Politika

AKP ve MHP ittifakının arasına ‘çiftçiler ve orman köylüsü' girdi

MHP, ‘Cumhur İttifakı'ndaki ortağı AKP'ye ilk kez Meclis'te muhalefet etti

22 Mart 2018 00:47

TBMM Tarım, Orman ve Köyişleri Komisyonu’nda görüşülen 'Devlet Su İşleri (DSİ) Genel Müdürlüğünün Teşkilat ve Görevleri Hakkında Kanun ile Bazı Kanun ve Kanun Hükmünde Kararnamelerde Değişiklik Yapılmasına Dair Kanun Tasarısı' ittifak ortaklarının arasını bozdu. MHP, sivil toplum örgütlerinin de 'devlet ormanlarının özelleştirilmesine, arkeolojik kazı ve restorasyon yapılmasına olanak tanıdığı, sulama faturasını ödeyemeyecek hale gelen çiftçinin icra ile açıkça karşı karşıya bırakılacağı’ gerekçesiyle tepki gösterdiği tasarıya muhalefet etti. 

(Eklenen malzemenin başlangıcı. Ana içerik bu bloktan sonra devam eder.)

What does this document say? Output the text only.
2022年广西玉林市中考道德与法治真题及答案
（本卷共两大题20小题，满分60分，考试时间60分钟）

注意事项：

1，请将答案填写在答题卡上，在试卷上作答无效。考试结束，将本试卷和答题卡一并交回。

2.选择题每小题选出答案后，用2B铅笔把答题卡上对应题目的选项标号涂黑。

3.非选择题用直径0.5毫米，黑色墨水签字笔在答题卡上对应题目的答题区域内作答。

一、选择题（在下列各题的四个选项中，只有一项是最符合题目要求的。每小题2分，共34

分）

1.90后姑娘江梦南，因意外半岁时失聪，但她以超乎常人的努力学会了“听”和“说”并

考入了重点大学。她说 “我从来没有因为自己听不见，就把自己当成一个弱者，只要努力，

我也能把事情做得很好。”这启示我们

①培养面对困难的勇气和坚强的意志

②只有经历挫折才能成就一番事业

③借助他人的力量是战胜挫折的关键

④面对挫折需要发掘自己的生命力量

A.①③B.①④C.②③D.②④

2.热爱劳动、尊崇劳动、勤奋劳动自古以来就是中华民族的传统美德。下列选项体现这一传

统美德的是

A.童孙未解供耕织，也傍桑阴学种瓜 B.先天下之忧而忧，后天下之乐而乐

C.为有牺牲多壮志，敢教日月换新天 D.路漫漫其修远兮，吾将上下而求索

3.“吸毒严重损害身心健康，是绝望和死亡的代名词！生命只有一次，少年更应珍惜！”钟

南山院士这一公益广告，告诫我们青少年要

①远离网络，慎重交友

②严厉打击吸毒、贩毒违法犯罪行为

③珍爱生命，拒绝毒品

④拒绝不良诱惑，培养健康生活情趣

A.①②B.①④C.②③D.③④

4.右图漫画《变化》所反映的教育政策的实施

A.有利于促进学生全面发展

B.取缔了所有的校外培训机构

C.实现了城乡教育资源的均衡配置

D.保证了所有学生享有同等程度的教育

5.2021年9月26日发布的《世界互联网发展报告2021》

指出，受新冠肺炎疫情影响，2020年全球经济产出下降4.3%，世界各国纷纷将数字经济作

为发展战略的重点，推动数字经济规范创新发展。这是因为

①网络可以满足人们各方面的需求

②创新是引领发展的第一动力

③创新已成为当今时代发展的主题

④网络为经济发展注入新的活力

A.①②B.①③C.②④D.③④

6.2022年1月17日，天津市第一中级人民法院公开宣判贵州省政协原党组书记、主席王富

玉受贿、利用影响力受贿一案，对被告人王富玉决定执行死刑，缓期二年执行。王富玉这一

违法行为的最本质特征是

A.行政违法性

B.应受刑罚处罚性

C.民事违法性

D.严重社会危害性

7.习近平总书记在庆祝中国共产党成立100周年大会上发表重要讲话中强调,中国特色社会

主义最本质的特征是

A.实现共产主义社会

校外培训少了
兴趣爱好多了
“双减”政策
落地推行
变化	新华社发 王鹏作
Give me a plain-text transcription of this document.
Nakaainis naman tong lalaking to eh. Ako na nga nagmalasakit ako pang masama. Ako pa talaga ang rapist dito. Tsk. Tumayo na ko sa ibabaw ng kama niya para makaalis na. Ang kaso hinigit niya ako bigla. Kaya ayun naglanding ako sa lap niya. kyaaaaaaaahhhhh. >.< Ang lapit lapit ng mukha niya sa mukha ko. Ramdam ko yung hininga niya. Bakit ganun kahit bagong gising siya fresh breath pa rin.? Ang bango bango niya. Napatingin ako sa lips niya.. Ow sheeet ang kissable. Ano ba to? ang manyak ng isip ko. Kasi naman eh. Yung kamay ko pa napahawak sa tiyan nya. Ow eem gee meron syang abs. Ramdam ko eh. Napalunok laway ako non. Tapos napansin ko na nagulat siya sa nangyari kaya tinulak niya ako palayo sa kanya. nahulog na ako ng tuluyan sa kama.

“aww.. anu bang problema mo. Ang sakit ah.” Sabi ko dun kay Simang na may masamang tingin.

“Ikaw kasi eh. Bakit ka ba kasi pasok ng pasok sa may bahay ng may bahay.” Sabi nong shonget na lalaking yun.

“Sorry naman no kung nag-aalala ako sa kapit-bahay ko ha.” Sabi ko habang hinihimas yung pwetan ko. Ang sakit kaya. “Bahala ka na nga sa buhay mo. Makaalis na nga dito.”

MHP Mersin Milletvekili Baki Şimşek, tasarının dünkü görüşmelerinde Orman ve Su İşleri Bakanı Veysel Eroğlu’na, “Ben de bir çiftçiyim, çiftçilik yapıyorum: Şu anda çiftçinin ipoteksiz bir tarlası var mı? Gidin, bütün bölgeleri araştırın veya arayın Ziraat Bankası Genel Müdürünü, çiftçinin borcu kaç milyar dolar? diye sordu.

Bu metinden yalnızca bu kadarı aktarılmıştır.